Uncertainty management
In a financial context, this is due to a failure of risk management. More specifically, a failure to understand what risk management domain one is operating in.
There are essentially three domains that one can find oneself in (see Keynes and Knight for a more in-depth discussion):
- Certainty. Existance of A gives certainty about existance of B. In probability terms, P(B|A) = 1 (or 0). If I wake up in the morning and see my laptop still sitting on my desk, I know with certainty that someone didn’t steal it overnight.
- Risk. Existence of A gives certainty about the probability of B. P(B|A) = C, where C is known. If I know a dice has 6 faces, I know the probability of rolling a 3 is 1/6.
- Uncertainty. Even if we know that A exists, the probability of B is still unknown.

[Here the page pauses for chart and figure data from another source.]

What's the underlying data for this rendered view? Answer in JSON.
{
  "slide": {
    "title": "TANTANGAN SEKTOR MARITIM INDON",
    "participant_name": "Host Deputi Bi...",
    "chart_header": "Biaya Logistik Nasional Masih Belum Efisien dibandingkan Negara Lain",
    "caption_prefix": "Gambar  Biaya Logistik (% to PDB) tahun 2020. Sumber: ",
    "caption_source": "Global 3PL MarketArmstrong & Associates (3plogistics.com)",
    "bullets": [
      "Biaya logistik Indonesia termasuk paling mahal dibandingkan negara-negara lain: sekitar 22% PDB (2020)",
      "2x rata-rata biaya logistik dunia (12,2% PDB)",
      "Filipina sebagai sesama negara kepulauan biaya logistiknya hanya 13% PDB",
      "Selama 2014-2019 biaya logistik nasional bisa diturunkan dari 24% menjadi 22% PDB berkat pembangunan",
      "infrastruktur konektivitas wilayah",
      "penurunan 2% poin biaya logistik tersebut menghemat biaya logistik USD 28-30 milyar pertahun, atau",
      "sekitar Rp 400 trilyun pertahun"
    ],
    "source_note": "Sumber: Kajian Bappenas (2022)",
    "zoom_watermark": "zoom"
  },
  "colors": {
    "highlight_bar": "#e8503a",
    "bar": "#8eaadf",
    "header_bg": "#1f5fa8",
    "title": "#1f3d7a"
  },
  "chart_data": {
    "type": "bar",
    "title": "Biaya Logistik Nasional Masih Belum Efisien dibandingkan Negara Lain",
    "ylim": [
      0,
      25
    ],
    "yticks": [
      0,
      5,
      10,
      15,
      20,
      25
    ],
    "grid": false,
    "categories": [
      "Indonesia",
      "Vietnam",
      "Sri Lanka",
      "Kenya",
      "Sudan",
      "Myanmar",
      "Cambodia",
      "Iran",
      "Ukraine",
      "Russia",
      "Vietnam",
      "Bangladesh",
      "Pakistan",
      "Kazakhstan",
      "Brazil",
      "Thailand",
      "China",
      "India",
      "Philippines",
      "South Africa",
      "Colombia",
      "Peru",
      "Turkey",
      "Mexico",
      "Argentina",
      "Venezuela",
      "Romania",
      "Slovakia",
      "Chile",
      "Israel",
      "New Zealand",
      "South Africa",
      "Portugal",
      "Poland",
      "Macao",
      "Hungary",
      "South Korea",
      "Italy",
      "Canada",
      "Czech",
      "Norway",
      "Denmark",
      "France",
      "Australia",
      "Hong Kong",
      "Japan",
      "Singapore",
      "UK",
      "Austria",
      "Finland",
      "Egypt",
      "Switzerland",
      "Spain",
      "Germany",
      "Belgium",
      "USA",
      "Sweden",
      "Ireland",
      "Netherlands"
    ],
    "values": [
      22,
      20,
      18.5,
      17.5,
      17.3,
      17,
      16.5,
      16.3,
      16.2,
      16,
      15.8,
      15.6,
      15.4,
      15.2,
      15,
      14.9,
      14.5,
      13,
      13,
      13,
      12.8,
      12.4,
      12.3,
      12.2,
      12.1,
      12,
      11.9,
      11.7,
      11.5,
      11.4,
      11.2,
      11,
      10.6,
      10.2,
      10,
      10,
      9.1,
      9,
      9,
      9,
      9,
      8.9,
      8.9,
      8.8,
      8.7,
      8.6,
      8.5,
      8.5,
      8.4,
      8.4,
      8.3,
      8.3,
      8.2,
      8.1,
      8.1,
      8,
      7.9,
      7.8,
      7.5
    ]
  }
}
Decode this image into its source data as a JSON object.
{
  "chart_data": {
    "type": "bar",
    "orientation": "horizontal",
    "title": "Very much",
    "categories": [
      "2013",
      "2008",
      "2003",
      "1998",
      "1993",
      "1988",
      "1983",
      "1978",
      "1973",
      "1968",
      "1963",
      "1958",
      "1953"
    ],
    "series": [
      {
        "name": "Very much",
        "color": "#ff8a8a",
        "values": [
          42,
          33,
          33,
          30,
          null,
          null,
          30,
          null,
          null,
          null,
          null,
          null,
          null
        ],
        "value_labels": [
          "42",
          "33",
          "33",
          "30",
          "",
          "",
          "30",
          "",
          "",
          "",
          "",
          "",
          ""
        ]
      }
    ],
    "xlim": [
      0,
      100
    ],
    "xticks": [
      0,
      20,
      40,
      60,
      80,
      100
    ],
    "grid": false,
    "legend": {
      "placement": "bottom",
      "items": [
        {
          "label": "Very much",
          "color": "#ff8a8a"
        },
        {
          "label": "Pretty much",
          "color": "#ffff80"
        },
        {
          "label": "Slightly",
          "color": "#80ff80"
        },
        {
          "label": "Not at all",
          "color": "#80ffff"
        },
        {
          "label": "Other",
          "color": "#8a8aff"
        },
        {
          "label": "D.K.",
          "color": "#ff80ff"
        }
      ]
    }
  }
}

The problem is that some believe they are operating in a domain of risk but in actuality, they are operating in a domain of uncertainty.
Generate THIS
One reason this happens is due to incorrect identification of the generating function of the distribution that produces the observations that we observe.
If one considers FTSE 100 price returns for the roughly 10-year period from the start of 2010 to late February 2020, one could be forgiven for assuming that the generating function produces almost normal observations. The distribution is pretty symmetrical with rare events roughly as uncommon as one would expect. From these 2,555 daily observations, it seems reasonable to conclude that the sample mean of 0.00016 (0.016%) and sample standard deviation of 0.0093 (0.93%) are a pretty good approximation for the true moments.

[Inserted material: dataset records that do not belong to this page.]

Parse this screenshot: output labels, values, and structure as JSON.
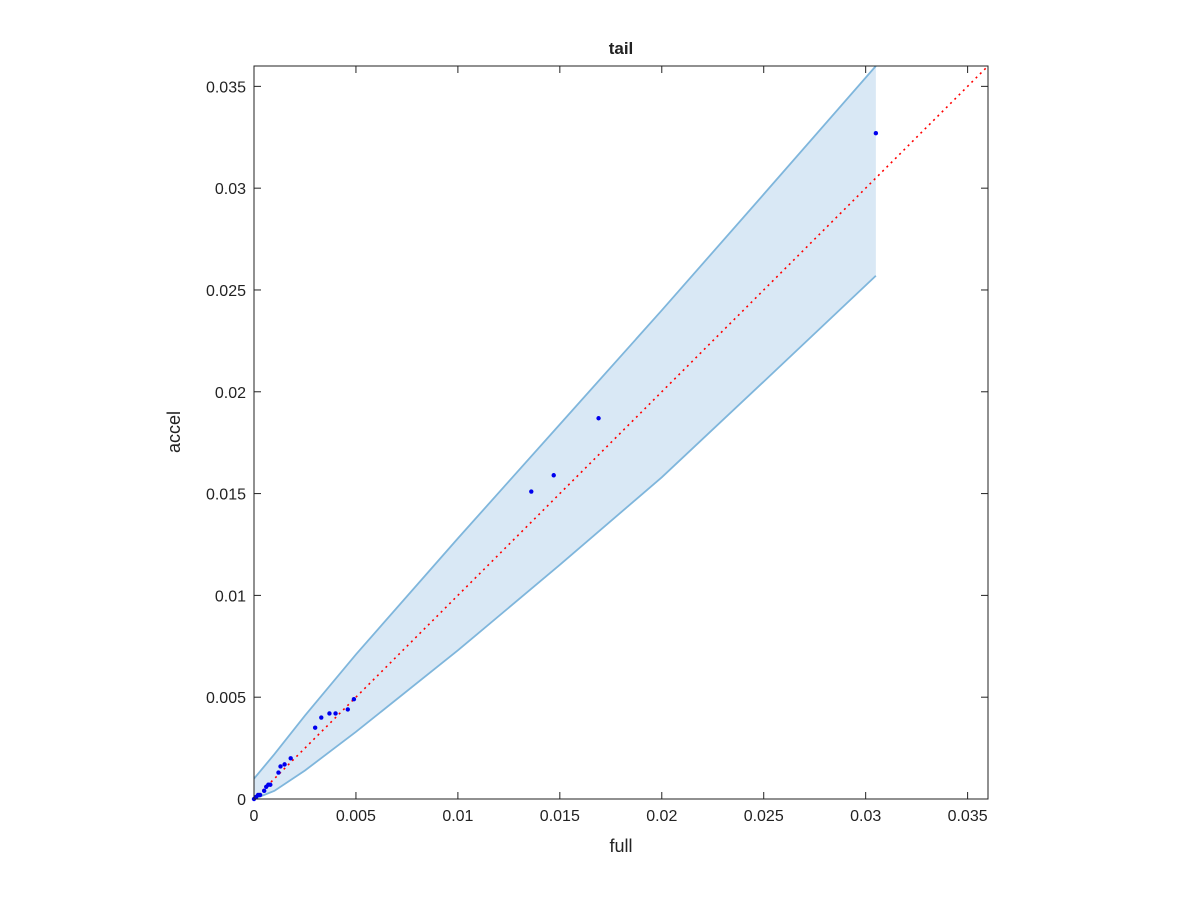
{
  "chart_data": {
    "type": "scatter",
    "title": "tail",
    "x_label": "full",
    "y_label": "accel",
    "xlim": [
      0,
      0.036
    ],
    "ylim": [
      0,
      0.036
    ],
    "xticks": [
      0,
      0.005,
      0.01,
      0.015,
      0.02,
      0.025,
      0.03,
      0.035
    ],
    "yticks": [
      0,
      0.005,
      0.01,
      0.015,
      0.02,
      0.025,
      0.03,
      0.035
    ],
    "band": {
      "color": "#7fb6dc",
      "fill": "#d9e8f5",
      "x": [
        0,
        0.001,
        0.0025,
        0.005,
        0.01,
        0.015,
        0.02,
        0.025,
        0.0305
      ],
      "upper": [
        0.001,
        0.0022,
        0.0041,
        0.0071,
        0.0128,
        0.0184,
        0.024,
        0.0297,
        0.036
      ],
      "lower": [
        0,
        0.0004,
        0.0014,
        0.0033,
        0.0073,
        0.0115,
        0.0158,
        0.0205,
        0.0257
      ]
    },
    "reference_line": {
      "color": "#ff0000",
      "x": [
        0,
        0.036
      ],
      "y": [
        0,
        0.036
      ]
    },
    "series": [
      {
        "color": "#0000ee",
        "x": [
          0.0305,
          0.0169,
          0.0147,
          0.0136,
          0.0049,
          0.0046,
          0.004,
          0.0037,
          0.0033,
          0.003,
          0.0018,
          0.0015,
          0.0013,
          0.0012,
          0.0008,
          0.0007,
          0.0006,
          0.0005,
          0.0003,
          0.0002,
          0.0001,
          0
        ],
        "values": [
          0.0327,
          0.0187,
          0.0159,
          0.0151,
          0.0049,
          0.0044,
          0.0042,
          0.0042,
          0.004,
          0.0035,
          0.002,
          0.0017,
          0.0016,
          0.0013,
          0.0007,
          0.0007,
          0.0006,
          0.0004,
          0.0002,
          0.0002,
          0.0001,
          0
        ]
      }
    ]
  }
}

However, if we extend the sample period by just one month, we see that our normal approximation might not be that accurate after all. Something happened in late February 2020 (any ideas?) that produced some rather non-normal observations.

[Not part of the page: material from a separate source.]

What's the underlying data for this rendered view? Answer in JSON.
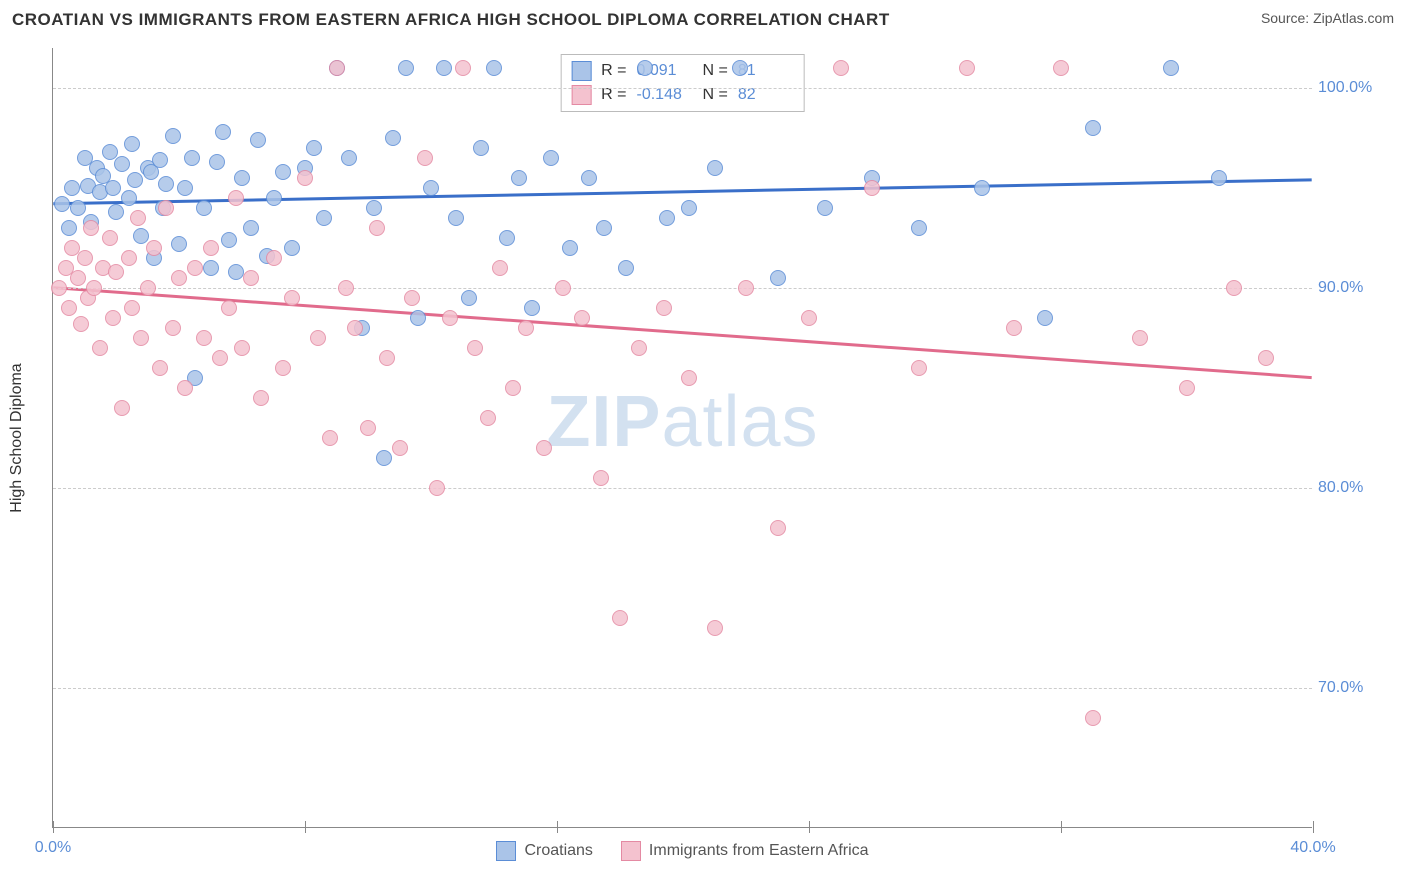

According to our sample standard deviation, here we have a 10-sigma event. Something that should happen roughly once every 524,900,000,000,000,000,000 days. Maybe the generating function isn’t normal after all…
Another particularly nasty problem that we talked about in Part I is that the generating function can change. Even if the generator is of Type 1 or 2, it can morph into something substantially less fun to play with. One can be operating under risk, only to go back to work on Monday after a quiet weekend in the countryside to find oneself operating under uncertainty. Models designed around classical statistics developed for dealing with problems of risk would no longer work. Bugger.
When we CAN say something
When we know that the generating function is of Type 1 or 2, we are dealing with a situation of risk. How do we know this? Via our old friend deduction.
We know that coin flip will either land heads or tails. We know that drawing balls from an urn will only produce a finite, known set of colours. We know that a ball in roulette can only land on one of 37 slots.
We also know things about the physical world. Mother Nature tends to be bounded. We know humans can’t grow to be 100 ft tall. We know insects can’t be as big as humans (their respiratory/circulatory system won’t allow it). We know that nothing can travel faster than the speed of light.
Physical systems are bounded and, therefore, much easier to define statistically.
Some artificial systems in the real world are also bounded to some extent. Stocks cannot decrease by more than 100% of their value, for example. However, this is not usually the case in our artificial world. Socioeconomic variables tend to be of Type 3 or 4, meaning that we are operating in the domain of uncertainty.
But all hope is not lost. Uncertainty simplifies decision making. If I know an asset can go to 0 tomorrow, I probably will not invest all my savings into it a month before retirement. If the generating function of the share price of a company is unknown, I probably would not heavily short that company and be exposed to huge losses. I probably would not rely on some historic level of returns from the market in general.
In any case, knowing the likelihood of an event isn’t enough to make a decision. One also needs to consider goals, options, and consequences of one’s choices. By adding more information to your beliefs, you are exposing yourself to the risk that you are wrong. The benefits of adding this new information must outweigh the risks associated with it.